NFL: Washington Redskins lose trademark ruling

The United States Patent and Trademark Office has cancelled the Washington Redskins’ trademark registration after ruling the team’s name is “disparaging of Native Americans”.

The USPTO’s Trial and Appeal Board upheld a complaint lodged by five Native Americans, a hugely significant ruling in the long-standing battle between the team and a number of groups who want to see the name changed.

The Redskins will be able to retain their trademark protection during any appeal.

In a statement, the USPTO said: “The United States Patent and Trademark Office’s (USPTO) Trademark Trial and Appeal Board – an independent administrative tribunal within the USPTO – has determined, based on the evidentiary record in the proceeding before it and on applicable law, that the petitioners met their burden to establish that the term “Redskins” was disparaging of Native Americans, when used in relation to professional football services, at the times the various registrations involved in the cancellation proceeding were issued.”
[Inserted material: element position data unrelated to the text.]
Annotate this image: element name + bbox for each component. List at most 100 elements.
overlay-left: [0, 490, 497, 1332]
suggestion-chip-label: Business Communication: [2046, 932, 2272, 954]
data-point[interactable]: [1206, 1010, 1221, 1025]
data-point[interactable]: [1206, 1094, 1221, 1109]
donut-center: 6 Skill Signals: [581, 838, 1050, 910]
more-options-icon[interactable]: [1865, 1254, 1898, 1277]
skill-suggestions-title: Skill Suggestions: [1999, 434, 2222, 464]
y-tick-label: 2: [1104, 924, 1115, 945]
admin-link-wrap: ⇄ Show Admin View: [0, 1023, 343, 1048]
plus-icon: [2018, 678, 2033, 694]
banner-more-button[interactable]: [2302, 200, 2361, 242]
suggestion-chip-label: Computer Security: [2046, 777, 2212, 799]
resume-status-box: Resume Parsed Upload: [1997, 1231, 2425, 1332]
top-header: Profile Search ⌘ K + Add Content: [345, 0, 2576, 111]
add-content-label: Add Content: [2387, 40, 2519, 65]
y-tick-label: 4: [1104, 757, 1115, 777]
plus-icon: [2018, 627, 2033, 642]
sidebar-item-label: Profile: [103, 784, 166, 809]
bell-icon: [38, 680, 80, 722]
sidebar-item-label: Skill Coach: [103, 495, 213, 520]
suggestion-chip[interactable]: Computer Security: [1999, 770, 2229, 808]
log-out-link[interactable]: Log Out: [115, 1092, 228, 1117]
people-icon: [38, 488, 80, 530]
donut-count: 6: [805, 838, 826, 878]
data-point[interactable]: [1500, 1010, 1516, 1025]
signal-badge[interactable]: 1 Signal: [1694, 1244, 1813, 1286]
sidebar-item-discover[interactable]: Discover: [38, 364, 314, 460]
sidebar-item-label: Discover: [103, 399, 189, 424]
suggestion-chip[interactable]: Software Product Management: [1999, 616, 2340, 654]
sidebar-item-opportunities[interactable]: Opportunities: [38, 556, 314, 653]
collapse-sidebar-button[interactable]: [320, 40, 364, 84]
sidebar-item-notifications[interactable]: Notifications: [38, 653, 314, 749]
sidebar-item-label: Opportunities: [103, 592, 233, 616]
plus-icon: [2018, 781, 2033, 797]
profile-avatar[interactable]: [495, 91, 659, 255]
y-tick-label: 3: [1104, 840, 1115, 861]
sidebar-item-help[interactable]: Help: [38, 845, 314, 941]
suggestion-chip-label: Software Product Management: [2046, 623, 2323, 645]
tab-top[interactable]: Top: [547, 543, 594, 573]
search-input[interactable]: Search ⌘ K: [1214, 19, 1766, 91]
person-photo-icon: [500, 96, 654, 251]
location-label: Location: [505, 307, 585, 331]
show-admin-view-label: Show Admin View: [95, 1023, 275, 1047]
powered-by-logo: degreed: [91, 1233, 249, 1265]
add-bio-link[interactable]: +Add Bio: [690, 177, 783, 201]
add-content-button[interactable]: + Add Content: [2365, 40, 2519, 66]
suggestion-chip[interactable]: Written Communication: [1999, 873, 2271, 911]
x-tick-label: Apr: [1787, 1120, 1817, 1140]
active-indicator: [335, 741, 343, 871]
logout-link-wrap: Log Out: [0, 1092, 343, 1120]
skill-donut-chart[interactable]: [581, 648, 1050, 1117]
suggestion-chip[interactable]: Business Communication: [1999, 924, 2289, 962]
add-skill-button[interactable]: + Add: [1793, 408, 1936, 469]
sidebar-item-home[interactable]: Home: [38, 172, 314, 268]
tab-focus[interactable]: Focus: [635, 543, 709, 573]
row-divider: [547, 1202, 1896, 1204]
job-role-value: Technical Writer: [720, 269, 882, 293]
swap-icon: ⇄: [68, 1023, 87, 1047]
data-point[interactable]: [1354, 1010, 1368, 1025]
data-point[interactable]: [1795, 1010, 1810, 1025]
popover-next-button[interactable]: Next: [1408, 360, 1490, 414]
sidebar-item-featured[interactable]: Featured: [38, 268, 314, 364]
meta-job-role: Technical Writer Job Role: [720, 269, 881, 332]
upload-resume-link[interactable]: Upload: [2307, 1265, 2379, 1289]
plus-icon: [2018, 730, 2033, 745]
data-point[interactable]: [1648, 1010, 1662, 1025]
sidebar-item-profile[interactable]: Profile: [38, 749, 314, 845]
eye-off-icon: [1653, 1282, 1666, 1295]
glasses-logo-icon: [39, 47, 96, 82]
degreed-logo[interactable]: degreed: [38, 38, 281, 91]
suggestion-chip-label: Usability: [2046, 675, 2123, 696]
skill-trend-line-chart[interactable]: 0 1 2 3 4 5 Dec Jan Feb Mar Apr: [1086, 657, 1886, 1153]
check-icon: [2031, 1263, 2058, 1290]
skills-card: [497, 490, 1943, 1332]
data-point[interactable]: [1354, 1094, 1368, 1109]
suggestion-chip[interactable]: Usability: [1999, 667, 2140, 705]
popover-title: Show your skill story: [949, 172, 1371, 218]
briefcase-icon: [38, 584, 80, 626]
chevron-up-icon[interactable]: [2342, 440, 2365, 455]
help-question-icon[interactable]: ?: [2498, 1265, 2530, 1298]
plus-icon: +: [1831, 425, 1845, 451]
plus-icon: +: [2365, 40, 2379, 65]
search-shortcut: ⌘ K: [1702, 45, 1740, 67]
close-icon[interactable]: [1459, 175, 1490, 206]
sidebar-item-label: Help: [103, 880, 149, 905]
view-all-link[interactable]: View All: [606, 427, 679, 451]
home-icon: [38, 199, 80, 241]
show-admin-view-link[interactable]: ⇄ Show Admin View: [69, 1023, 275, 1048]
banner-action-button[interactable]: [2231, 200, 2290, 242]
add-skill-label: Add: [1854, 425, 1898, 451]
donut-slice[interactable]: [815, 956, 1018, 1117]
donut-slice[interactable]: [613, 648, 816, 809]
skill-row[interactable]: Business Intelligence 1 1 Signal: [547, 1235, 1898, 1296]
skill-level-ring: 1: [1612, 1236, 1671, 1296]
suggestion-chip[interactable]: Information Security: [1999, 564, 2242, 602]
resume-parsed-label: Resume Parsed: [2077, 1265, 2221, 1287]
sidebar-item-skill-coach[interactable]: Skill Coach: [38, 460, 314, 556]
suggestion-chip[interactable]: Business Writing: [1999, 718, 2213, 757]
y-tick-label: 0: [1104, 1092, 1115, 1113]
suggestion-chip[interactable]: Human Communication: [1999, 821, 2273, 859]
The ruling will not prevent the Redskins from continuing to use the name – first adopted by the team, formerly known as the Braves, when they were based in Boston in 1933 – but their loss of trademark status will have a major impact on merchandising and related revenues.

The team’s owner, Daniel Snyder, has been committed to keeping the team name, and in March launched the Washington Redskins Original Americans Foundation, a fund established to help Native American groups.